JM: What have you heard about vaccines being made available to people in your community? Is there any news or a definitive plan to get those out to your community?

 

JO: Know some people who have gotten the vaccine, but with larger households, it’s tough to know if they are bringing it back to their unvaccinated family members?

 

DB: There’s not enough information out yet about how this vaccine affects disabled people; we need to know those impacts so that we can reassure parents. If it’s been tested the information hasn’t been distributed yet. The other part of the question is how do we get the Department of Health more navigable? The website is tough to get registered. Seeing your place in line is disheartening - when you see that you’re 100,000th in line, it doesn’t give a lot of hope. Lots of the physicians here now aren’t from the area - it’s tough to get that connection and cultural competence. 

 

BW: One of the members of the disability council is on our board, we’ll get in touch with them to get more information about disability and the vaccine.

 

DB: One of the things that we need now is understanding - it’s tough to shift from bulk to individual growing and selling. If we could make a request, it would be good for policy advocates to make sure that the legislators know the difference between the realities of policy and the policy on paper.

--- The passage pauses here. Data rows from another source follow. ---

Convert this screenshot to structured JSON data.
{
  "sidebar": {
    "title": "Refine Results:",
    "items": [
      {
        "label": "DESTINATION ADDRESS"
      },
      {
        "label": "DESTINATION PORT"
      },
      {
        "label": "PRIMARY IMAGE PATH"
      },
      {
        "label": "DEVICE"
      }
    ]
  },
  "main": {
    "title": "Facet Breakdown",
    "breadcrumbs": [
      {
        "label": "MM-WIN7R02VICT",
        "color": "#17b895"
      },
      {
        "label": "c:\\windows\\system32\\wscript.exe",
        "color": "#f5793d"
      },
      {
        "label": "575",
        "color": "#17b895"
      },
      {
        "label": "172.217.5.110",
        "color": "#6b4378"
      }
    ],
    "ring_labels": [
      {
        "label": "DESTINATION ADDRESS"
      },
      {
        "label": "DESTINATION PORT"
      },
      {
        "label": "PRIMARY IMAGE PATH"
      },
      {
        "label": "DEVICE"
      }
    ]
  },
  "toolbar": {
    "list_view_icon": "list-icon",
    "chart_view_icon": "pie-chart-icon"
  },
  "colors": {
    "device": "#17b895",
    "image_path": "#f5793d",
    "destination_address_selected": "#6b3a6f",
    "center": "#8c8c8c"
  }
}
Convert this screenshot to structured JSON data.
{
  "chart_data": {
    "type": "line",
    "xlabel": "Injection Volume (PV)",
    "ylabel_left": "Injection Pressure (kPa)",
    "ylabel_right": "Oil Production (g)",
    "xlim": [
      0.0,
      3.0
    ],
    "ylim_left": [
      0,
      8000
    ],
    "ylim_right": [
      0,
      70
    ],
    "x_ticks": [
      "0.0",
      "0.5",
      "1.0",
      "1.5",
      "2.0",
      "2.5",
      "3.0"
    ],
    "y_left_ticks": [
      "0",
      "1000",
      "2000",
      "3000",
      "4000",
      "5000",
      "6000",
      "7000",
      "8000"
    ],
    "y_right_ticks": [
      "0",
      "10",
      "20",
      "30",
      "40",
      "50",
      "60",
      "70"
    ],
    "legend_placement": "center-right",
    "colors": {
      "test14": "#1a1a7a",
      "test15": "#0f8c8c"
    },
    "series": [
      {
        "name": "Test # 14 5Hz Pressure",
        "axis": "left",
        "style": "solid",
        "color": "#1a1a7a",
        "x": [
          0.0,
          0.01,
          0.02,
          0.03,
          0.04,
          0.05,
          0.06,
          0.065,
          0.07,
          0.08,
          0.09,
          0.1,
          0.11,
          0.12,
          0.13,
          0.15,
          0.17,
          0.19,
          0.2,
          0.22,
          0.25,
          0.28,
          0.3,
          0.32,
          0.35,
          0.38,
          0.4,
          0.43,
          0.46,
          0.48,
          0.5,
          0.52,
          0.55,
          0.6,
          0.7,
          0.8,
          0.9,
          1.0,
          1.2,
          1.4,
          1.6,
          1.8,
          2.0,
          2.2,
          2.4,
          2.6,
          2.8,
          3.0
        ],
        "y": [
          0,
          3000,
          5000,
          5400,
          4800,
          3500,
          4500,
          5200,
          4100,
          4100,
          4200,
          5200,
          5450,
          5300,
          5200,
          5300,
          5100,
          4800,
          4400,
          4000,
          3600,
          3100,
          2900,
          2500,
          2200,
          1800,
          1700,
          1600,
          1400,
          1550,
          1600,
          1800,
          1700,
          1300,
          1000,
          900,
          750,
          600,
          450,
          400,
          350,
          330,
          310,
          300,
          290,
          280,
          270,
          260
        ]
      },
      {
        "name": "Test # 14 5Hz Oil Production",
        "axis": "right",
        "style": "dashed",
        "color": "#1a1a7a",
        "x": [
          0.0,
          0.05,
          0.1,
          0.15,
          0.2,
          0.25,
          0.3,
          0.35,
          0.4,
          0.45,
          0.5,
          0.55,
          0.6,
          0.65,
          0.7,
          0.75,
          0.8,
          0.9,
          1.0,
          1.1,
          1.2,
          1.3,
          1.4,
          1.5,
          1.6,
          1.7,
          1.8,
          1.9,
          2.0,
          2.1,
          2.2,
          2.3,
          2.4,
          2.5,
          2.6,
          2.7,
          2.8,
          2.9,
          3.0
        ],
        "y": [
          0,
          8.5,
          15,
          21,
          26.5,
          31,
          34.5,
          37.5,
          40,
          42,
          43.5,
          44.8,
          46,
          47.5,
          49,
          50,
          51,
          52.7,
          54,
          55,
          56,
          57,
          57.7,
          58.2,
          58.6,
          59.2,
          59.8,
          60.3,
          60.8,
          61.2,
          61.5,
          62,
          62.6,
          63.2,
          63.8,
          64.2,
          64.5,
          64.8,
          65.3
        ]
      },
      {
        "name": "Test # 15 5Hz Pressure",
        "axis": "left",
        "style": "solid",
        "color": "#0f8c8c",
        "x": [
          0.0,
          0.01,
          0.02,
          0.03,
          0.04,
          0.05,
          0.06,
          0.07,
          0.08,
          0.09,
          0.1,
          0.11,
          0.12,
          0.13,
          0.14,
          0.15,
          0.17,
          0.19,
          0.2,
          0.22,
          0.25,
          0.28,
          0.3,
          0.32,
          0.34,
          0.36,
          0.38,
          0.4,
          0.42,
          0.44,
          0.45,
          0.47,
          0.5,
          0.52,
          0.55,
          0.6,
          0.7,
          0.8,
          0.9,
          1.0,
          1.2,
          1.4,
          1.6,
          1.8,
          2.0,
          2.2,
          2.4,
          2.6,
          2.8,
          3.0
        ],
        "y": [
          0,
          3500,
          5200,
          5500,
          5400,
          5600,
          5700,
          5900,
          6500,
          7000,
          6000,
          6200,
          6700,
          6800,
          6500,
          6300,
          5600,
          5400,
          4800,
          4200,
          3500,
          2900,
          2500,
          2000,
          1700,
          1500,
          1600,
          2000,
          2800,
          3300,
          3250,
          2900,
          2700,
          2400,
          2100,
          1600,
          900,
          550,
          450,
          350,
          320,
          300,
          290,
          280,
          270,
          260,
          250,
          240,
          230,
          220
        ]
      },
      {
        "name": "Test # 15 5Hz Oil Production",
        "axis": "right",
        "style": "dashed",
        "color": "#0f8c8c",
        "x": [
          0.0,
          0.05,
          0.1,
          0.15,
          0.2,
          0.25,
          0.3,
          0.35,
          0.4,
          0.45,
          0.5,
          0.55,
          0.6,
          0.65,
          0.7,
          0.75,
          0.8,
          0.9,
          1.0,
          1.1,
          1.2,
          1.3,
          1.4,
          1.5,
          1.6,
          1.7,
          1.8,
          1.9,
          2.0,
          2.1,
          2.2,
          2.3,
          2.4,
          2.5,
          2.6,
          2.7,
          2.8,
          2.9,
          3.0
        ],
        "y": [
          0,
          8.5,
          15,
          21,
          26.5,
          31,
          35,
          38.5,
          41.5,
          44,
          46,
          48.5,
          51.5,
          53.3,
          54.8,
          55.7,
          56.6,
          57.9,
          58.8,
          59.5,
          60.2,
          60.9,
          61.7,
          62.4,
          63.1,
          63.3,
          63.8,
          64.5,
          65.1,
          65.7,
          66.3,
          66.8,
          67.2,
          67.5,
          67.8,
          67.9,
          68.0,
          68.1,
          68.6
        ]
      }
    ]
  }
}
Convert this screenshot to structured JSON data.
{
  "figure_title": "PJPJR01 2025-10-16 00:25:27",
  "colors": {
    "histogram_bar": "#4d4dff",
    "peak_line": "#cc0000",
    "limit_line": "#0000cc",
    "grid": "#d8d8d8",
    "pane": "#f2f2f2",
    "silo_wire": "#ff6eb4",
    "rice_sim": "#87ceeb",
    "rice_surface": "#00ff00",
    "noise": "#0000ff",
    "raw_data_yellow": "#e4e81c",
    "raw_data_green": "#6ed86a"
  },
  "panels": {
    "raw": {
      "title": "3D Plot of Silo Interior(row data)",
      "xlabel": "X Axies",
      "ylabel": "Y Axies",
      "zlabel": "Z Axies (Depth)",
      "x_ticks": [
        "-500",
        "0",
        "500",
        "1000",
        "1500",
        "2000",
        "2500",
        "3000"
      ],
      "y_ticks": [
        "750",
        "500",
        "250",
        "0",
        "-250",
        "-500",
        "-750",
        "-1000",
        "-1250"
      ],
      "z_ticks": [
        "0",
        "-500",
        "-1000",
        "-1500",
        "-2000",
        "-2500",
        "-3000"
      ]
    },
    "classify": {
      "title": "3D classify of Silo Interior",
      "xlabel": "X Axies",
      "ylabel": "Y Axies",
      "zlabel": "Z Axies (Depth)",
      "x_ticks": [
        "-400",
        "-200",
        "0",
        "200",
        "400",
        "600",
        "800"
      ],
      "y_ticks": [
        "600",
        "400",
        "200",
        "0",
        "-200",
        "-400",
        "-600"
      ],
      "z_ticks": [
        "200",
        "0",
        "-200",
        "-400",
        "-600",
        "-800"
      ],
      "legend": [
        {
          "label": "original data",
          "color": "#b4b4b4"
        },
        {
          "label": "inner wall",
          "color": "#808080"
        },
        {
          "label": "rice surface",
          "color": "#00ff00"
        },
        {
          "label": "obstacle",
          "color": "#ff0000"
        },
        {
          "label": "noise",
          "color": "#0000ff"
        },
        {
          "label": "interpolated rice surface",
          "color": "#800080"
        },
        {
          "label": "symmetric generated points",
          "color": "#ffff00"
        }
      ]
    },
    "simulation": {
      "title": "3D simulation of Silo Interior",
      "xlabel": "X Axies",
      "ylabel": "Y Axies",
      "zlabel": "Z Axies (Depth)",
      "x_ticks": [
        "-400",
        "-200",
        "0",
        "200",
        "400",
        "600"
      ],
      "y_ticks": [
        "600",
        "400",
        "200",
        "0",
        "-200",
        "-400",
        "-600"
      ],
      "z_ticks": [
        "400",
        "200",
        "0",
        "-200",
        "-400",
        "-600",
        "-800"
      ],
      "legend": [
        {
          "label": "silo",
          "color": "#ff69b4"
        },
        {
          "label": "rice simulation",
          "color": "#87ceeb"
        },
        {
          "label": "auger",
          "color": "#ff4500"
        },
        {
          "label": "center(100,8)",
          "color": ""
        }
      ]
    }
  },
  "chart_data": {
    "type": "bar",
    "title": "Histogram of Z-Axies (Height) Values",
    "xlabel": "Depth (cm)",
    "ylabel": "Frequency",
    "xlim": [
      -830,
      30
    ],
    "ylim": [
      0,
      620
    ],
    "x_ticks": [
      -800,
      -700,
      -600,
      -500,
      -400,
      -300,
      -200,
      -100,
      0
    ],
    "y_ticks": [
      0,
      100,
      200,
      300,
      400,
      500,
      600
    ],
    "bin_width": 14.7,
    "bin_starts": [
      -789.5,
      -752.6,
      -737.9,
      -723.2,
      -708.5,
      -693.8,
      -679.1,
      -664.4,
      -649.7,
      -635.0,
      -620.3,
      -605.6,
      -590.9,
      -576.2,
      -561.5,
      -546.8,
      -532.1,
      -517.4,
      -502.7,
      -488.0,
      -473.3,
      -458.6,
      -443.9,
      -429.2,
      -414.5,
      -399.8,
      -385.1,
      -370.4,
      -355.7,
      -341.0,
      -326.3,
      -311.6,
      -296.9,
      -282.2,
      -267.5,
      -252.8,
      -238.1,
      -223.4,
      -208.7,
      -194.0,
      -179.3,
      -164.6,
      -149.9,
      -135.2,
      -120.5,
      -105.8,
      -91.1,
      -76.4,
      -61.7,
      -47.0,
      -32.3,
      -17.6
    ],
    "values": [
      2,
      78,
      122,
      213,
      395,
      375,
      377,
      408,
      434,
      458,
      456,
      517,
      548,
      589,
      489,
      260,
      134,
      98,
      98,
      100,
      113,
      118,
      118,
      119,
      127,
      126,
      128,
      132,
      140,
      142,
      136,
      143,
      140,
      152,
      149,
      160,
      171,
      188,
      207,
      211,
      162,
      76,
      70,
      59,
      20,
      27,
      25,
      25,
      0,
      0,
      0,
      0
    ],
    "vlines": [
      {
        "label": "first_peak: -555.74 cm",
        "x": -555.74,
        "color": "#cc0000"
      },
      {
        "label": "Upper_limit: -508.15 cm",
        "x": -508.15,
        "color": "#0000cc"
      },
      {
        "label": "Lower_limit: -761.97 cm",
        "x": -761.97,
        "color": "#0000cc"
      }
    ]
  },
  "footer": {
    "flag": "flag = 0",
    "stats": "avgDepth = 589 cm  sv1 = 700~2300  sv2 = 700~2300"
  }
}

We need more pathways to access relief.

 

JO: Farmers now have had to take on a lot more responsibility. Can we work with food banks to get more information on what the community needs? Is there anything we can do to work with community members to provide skills to navigate those pathways? How do we get interns and newcomers to those support programs. People need help accessing medicaid, food stamps, dental care, etc. How do we engage co-ops to improve capacity and provide services? We need to get health navigators and coordinators directly serving grassroots communities. Farmers are navigating spaces outside of farming, but they can be equipped with better information and resources to help their communities.

 

JO: One of the things that we have to consider is the connection between health and food. When you’re able to know that the food produced in your area is fresh and safe and healthy, it does a lot to prevent some of those chronic conditions that we’ve been treating with medications.

 

YD: We can also use that as an intergenerational opportunity. When you build up that local leadership, you create sustainable growth in those communities.